パーリの目がまだ全く死んでおらず、隠し持っている牙で喉元を食いちぎろうと、虎視眈々と何かを狙っているという事に。
「うぉおおおおっ!」
押し切られそうなパーリが、誘われているのを承知の上で前に出る。
渾身の力と、裂帛の気合いが宿った突きがライオを襲う。
ライオはニヤリと笑い、これを全力で払いのけ――
ようとしたが、その剣は空を切った。パーリの槍が思ったほど伸びてこなかったからだ。
一瞬困惑したライオだが、すぐ理由に気がついた。
いつの間にかパーリの槍の柄を持つ部分が、握り一つ分ほど短く持たれている。
……フェイント? あれほどの魔力と殺気が込められた一撃が……?
ライオは一瞬そう疑問に思ったが、その考えをすぐさま否定した。
……おそらく繰り出した一撃は本物だった。
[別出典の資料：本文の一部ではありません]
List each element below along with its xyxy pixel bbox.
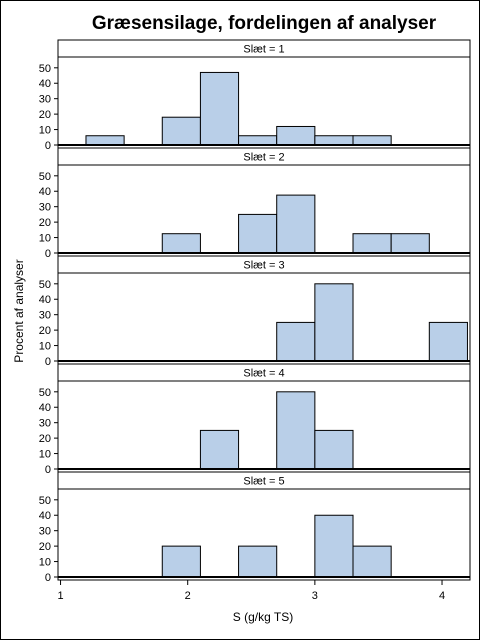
- y-tick-label: 20: [39, 433, 51, 445]
- y-tick-label: 30: [39, 94, 51, 106]
- y-tick-label: 0: [45, 356, 51, 368]
- y-tick-label: 30: [39, 310, 51, 322]
- y-tick-label: 50: [39, 171, 51, 183]
- y-tick-label: 0: [45, 140, 51, 152]
- y-tick-label: 10: [39, 341, 51, 353]
- histogram-bar: [352, 135, 392, 146]
- y-tick-label: 10: [39, 125, 51, 137]
- panel-label: Slæt = 4: [243, 368, 284, 380]
- histogram-bar: [352, 233, 392, 254]
- panel-4: Slæt = 4 0 10 20 30 40 50: [39, 363, 471, 476]
- panel-plot-frame: [57, 272, 471, 365]
- histogram-bar: [314, 135, 354, 146]
- panel-plot-frame: [57, 380, 471, 473]
- x-axis-label: S (g/kg TS): [233, 610, 293, 624]
- y-tick-label: 40: [39, 186, 51, 198]
- histogram-bar: [314, 283, 354, 362]
- histogram-bar: [276, 321, 316, 362]
- histogram-bar: [161, 545, 201, 578]
- histogram-bar: [238, 545, 278, 578]
- y-tick-label: 10: [39, 449, 51, 461]
- histogram-bar: [238, 213, 278, 254]
- histogram-bar: [199, 71, 240, 146]
- y-tick-label: 40: [39, 510, 51, 522]
- histogram-bar: [85, 135, 125, 146]
- y-tick-label: 30: [39, 418, 51, 430]
- histogram-bar: [390, 233, 430, 254]
- panel-label: Slæt = 2: [243, 152, 284, 164]
- histogram-bar: [428, 321, 468, 362]
- x-axis: 1 2 3 4: [57, 580, 445, 602]
- y-tick-label: 10: [39, 233, 51, 245]
- y-tick-label: 50: [39, 495, 51, 507]
- x-tick-label: 4: [439, 590, 445, 602]
- panel-plot-frame: [57, 56, 471, 149]
- histogram-bar: [199, 429, 240, 470]
- y-tick-label: 40: [39, 78, 51, 90]
- y-tick-label: 40: [39, 402, 51, 414]
- y-tick-label: 0: [45, 464, 51, 476]
- panel-1: Slæt = 1 0 10 20 30 40 50: [39, 39, 471, 152]
- y-tick-label: 10: [39, 557, 51, 569]
- y-axis-label: Procent af analyser: [12, 259, 26, 362]
- y-tick-label: 50: [39, 279, 51, 291]
- panel-2: Slæt = 2 0 10 20 30 40 50: [39, 147, 471, 260]
- histogram-bar: [352, 545, 392, 578]
- chart-title: Græsensilage, fordelingen af analyser: [92, 13, 437, 34]
- histogram-bar: [276, 194, 316, 254]
- histogram-bar: [276, 391, 316, 470]
- histogram-bar: [314, 429, 354, 470]
- y-tick-label: 50: [39, 63, 51, 75]
- panel-5: Slæt = 5 0 10 20 30 40 50: [39, 471, 471, 584]
- x-tick-label: 3: [312, 590, 318, 602]
- y-tick-label: 40: [39, 294, 51, 306]
- x-tick-label: 2: [185, 590, 191, 602]
- y-tick-label: 30: [39, 202, 51, 214]
- y-tick-label: 30: [39, 526, 51, 538]
- histogram-bar: [161, 233, 201, 254]
- y-tick-label: 0: [45, 572, 51, 584]
- histogram-bar: [276, 125, 316, 146]
- panel-label: Slæt = 1: [243, 44, 284, 56]
- panel-label: Slæt = 5: [243, 476, 284, 488]
- y-tick-label: 20: [39, 217, 51, 229]
- y-tick-label: 20: [39, 109, 51, 121]
- histogram-bar: [238, 135, 278, 146]
- panel-label: Slæt = 3: [243, 260, 284, 272]
- y-tick-label: 20: [39, 541, 51, 553]
- histogram-bar: [314, 514, 354, 578]
- x-tick-label: 1: [57, 590, 63, 602]
- histogram-bar: [161, 116, 201, 146]
- y-tick-label: 0: [45, 248, 51, 260]
- y-tick-label: 50: [39, 387, 51, 399]
- panel-3: Slæt = 3 0 10 20 30 40 50: [39, 255, 471, 368]
- y-tick-label: 20: [39, 325, 51, 337]
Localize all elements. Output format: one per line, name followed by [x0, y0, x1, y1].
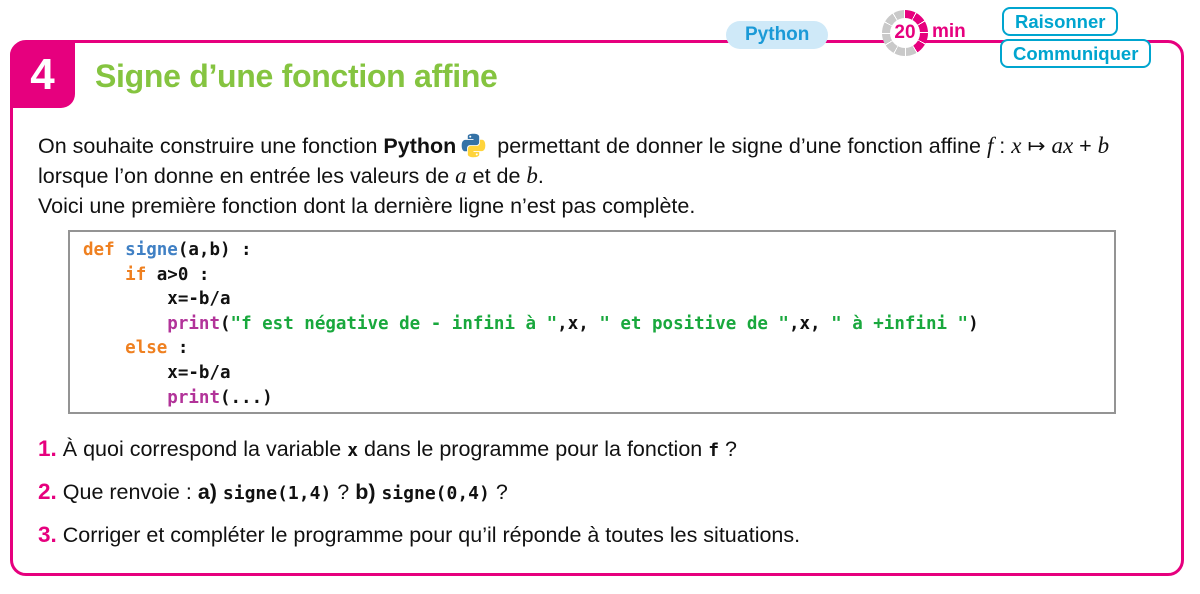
text-segment: + [1073, 134, 1098, 158]
code-token: a>0 : [146, 264, 210, 285]
question-2-text: Que renvoie : a) signe(1,4) ? b) signe(0… [63, 480, 508, 504]
code-token: ,x, [788, 313, 832, 334]
code-line: print("f est négative de - infini à ",x,… [83, 312, 1114, 337]
text-segment: On souhaite construire une fonction [38, 134, 384, 158]
code-token: def [83, 240, 115, 260]
code-token: " et positive de " [599, 313, 789, 334]
python-badge: Python [726, 21, 829, 49]
text-segment: À quoi correspond la variable [62, 437, 348, 461]
code-line: print(...) [83, 386, 1114, 411]
text-segment: lorsque l’on donne en entrée les valeurs… [38, 164, 456, 188]
code-token [115, 240, 126, 260]
text-segment: Corriger et compléter le programme pour … [62, 523, 801, 547]
text-segment: permettant de donner le signe d’une fonc… [491, 134, 987, 158]
text-segment: b [1097, 133, 1110, 158]
question-2: 2. Que renvoie : a) signe(1,4) ? b) signe… [38, 479, 1158, 505]
text-segment: a) [197, 480, 223, 504]
skill-badge-raisonner: Raisonner [1002, 7, 1119, 36]
code-token: else [125, 338, 168, 359]
code-token [83, 265, 125, 285]
code-token: ,x, [557, 313, 600, 334]
code-token [83, 338, 125, 358]
intro-line-1: On souhaite construire une fonction Pyth… [38, 131, 1156, 161]
code-line: x=-b/a [83, 361, 1114, 386]
question-3: 3. Corriger et compléter le programme pou… [38, 522, 1158, 548]
timer-icon: 20 [882, 10, 928, 56]
intro-line-1-pre: On souhaite construire une fonction Pyth… [38, 134, 456, 158]
code-token: signe [125, 240, 178, 260]
question-1-number: 1. [38, 436, 57, 461]
code-token: "f est négative de - infini à " [230, 313, 558, 334]
text-segment: signe(0,4) [381, 483, 490, 504]
intro-paragraph: On souhaite construire une fonction Pyth… [38, 131, 1156, 221]
python-logo-icon [461, 133, 486, 158]
text-segment: Que renvoie : [62, 480, 198, 504]
timer-unit: min [932, 21, 966, 42]
text-segment: et de [466, 164, 527, 188]
intro-line-3: Voici une première fonction dont la dern… [38, 191, 1156, 221]
question-1-text: À quoi correspond la variable x dans le … [63, 437, 737, 461]
code-token: ( [219, 313, 231, 334]
exercise-title: Signe d’une fonction affine [95, 58, 498, 94]
code-token: print [167, 313, 220, 334]
text-segment: dans le programme pour la fonction [358, 437, 709, 461]
text-segment: x [347, 440, 359, 461]
text-segment: Voici une première fonction dont la dern… [38, 194, 696, 218]
text-segment: f [708, 440, 720, 461]
question-3-number: 3. [38, 522, 57, 547]
exercise-number: 4 [10, 42, 75, 108]
text-segment: b) [355, 480, 382, 504]
code-token: x=-b/a [83, 362, 231, 383]
code-block: def signe(a,b) : if a>0 : x=-b/a print("… [68, 230, 1116, 414]
question-1: 1. À quoi correspond la variable x dans l… [38, 436, 1158, 462]
code-token: (...) [219, 387, 273, 408]
text-segment: ax [1051, 133, 1074, 158]
code-token: ) [968, 313, 979, 334]
code-line: if a>0 : [83, 263, 1114, 288]
code-token [83, 314, 167, 334]
code-token: (a,b) : [177, 240, 252, 260]
code-line: x=-b/a [83, 287, 1114, 312]
question-3-text: Corriger et compléter le programme pour … [63, 523, 800, 547]
intro-line-1-post: permettant de donner le signe d’une fonc… [491, 133, 1110, 158]
code-token: print [167, 387, 220, 408]
timer-value: 20 [894, 22, 916, 43]
code-line: else : [83, 336, 1114, 361]
text-segment: f [986, 133, 994, 158]
question-2-number: 2. [38, 479, 57, 504]
text-segment: a [455, 163, 467, 188]
code-token: : [167, 338, 189, 359]
text-segment: ? [331, 480, 356, 504]
text-segment: ? [719, 437, 738, 461]
text-segment: . [537, 164, 544, 188]
intro-line-2: lorsque l’on donne en entrée les valeurs… [38, 161, 1156, 191]
code-token [83, 388, 167, 408]
skill-badge-communiquer: Communiquer [1000, 39, 1152, 68]
text-segment: x [1011, 133, 1022, 158]
text-segment: Python [383, 134, 457, 158]
code-token: x=-b/a [83, 289, 231, 310]
text-segment: : [993, 134, 1012, 158]
text-segment: signe(1,4) [222, 483, 332, 504]
text-segment: b [526, 163, 538, 188]
code-line: def signe(a,b) : [83, 238, 1114, 263]
code-token: if [125, 264, 147, 285]
text-segment: ? [489, 480, 508, 504]
code-token: " à +infini " [831, 313, 969, 334]
text-segment: ↦ [1021, 134, 1052, 158]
途中で握りを変えたのだ。自分の対応を見て――。
渾身の一撃を払おうとした剣が空を切ったライオの懐にパーリが飛び込んで来て、ライオが再び困惑する。
槍はもちろん、剣が振れるような間合いでもない。
まさに息がかかるほどの至近距離にまでパーリが踏み込んで来たからだ。
そして次の瞬間、ライオの背はぞくりと震えた。
パーリがきっかりと目を見据えたまま、そっと、槍の石突き、つまり穂先とは逆側の先端部分をライオの腹へと添えたからだ。
これが打撃目的の攻撃なら、ライオは反射的に躱していただろう。
だが、まるで力感のない自然な流れで腹へと優しく先端部分を据えられたため、ライオは反応できなかった。
次の瞬間、ライオが棒高跳びの選手のように、槍のしなりを使って宙へと跳ね上げられる。
パーリはちょうど三歩後方へと飛び下がって振り返り、腰だめに槍を構えた。
幼き頃から繰り返してきた、アベニール流槍術の基本形だ。
そして残された魔力を一気に解放する。
実戦では普通、これほど集中して丁寧に魔力を練り上げる時間は取れないが、ライオは今身動きの取れない宙にいる。
――この一撃に全てを。
王立学園二年Aクラス所属、パーリ・アベニールが全てをかけて搾り出す魔力の波動に、会場は騒然としていた。